Como cobrar punição rigorosa para bandidos sem farda se os maus policiais já contam com licença para matar e, caso o futuro governo cumpra a promessa de ampliar os excludentes de ilicitude, abusarão ainda mais da impunidade institucional para transformar a premissa de proteger o cidadão em aparato de genocídio? Qual o sentido de dizer que os direitos humanos atrapalham o trabalho da polícia ao passo que um de seus propósitos é evitar que agentes de corporações militares arrisquem a vida em guerras sem sentido? Por que acreditar que a redução da maioridade penal pode diminuir a violência sem antes levar em consideração que, numa mesma cidade, convivem jovens que saem da sala de aula preparados para o vestibular e outros, da mesma idade, que se escondem de tiroteios debaixo das carteiras? O que se esconde por trás de tantos apelos em prol da revogação do Estatuto do Desarmamento em um dos países mais perigosos para ativistas e militantes, capaz de promover um notório estimulador do ódio a movimentos sociais a ministro do Meio Ambiente no mesmo fim de semana do assassinato de dois trabalhadores sem terra? A perspectiva das campanhas difamatórias contra os direitos humanos despreza a realidade, dados e inúmeros estudos que refutam a tese de que a maioria da população desfruta de direitos demais.

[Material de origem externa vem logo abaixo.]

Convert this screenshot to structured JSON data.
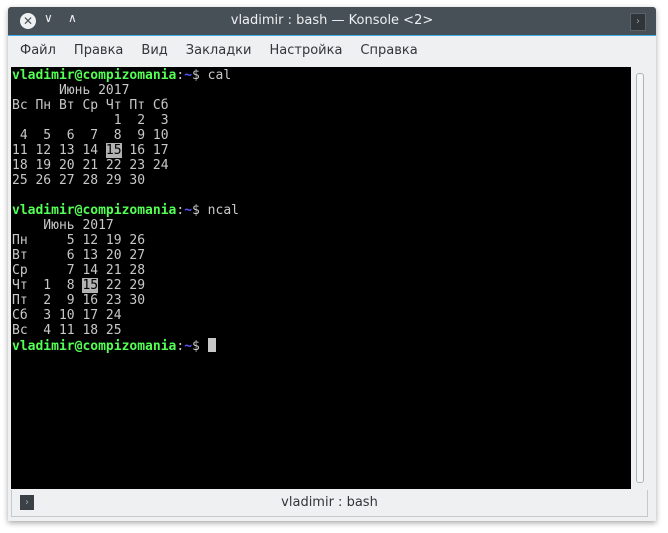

Não por acaso, a Declaração Universal dos Direitos Humanos sublinha que “toda pessoa tem direito à educação”. Seus mandamentos deveriam ser disciplina obrigatória nas escolas. O ser humano que não conhece os próprios direitos está fadado a se resignar à tirania de quem trata garantias básicas como privilégios, banaliza a matança e sentencia que as minorias se curvem à maioria. O termo “minorias”, para que fique claro, não está relacionado ao tamanho de um grupo, mas sim a seu grau de vulnerabilidade: pobres, negros, mulheres, índios, LGBTs. Os direitos humanos têm de estar ao alcance de todos, mas, principalmente, dos humanos sem direitos.